Saturday, January 23, 2010

Operation New York

Pay close attention, this is a precision operation.

When I first started traveling, ages ago for a job (back when I was still in corporate America) I used to be the queen of the list. I had lists for everything from the care of my dog during my absence to the care of my house. I had charts, timelines, and if I’d known how to use it in, I likely would have created a PowerPoint presentation. A friend of mine who also happens to be an FBI agent said “You know Penny, this is not a covert operation, you’re going to Seattle, not North Korea…”

Still the lists persist; I guess old habits die hard. I am still the queen of list creation. Now, years later we have Google docs, List Magic. Let’s face it, 2010 is a list-makers dream come true.

For this trip I’m doing a little house swapping, my mother is going to stay in my house with a friend of hers, they both live in Belgium and her friend has never been to the US. The planning has been tricky. Well it didn’t have to be but mom decided to go price shopping for airline tickets, “I can get a better rate if I leave a week later,” my mother said enthusiastically.

“Mom, I leave then you arrive a few days later, remember? Someone has to take care of the dog while I’m gone.”

Yes, Cosmo is part of the house-sitting mom is doing.

“Oh,” she said disappointed. Let’s face it, mom loves a bargain.
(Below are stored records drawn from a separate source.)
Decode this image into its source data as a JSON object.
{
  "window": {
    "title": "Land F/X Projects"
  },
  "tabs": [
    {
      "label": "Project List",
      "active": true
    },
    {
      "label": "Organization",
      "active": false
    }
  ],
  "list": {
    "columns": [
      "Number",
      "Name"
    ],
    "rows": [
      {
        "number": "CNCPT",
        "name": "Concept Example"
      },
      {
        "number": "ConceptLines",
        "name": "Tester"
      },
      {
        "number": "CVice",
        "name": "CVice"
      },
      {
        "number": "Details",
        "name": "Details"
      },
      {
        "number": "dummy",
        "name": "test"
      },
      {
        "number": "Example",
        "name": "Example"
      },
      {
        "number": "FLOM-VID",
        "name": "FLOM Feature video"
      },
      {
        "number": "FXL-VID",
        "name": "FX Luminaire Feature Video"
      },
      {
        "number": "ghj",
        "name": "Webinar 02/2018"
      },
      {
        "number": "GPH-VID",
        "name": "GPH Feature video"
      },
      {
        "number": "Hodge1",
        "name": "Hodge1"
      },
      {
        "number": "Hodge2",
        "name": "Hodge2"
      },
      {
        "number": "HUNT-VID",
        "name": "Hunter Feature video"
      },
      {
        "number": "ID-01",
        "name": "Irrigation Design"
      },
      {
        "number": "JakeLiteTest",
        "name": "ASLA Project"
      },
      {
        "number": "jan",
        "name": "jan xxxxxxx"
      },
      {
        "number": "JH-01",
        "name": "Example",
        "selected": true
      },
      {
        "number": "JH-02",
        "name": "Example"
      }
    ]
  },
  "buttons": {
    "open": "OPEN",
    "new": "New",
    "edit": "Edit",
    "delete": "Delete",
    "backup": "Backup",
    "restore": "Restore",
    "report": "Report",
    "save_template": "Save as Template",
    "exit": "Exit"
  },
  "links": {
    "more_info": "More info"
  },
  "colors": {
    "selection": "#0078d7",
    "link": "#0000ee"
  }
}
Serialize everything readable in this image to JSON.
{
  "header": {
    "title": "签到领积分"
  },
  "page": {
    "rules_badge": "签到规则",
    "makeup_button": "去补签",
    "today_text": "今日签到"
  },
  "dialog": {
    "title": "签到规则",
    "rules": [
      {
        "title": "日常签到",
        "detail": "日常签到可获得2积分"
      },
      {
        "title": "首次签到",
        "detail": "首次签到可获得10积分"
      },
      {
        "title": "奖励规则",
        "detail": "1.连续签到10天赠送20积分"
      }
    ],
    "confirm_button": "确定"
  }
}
So the planning continues.

My mother’s lists are different, yes she has them too (the apple doesn’t fall far from the tree). Her lists consist of short email blurbs with requests:
Leave out the coffee maker

I need directions to Coronado

How much do I feed Cosmo?

I’ve asked her to save all of her requests to one list and send it to me in one email instead of this scattered list of requests (half of them I’ve lost, please don’t tell my mother). So I’m coming up with some additional options for her. I think we might try Google Docs, that way she can access it and add her ideas and needs anytime her little heart desires.
What a revelation.

Let’s see how this goes. It took mom a year to master email. This could get ugly.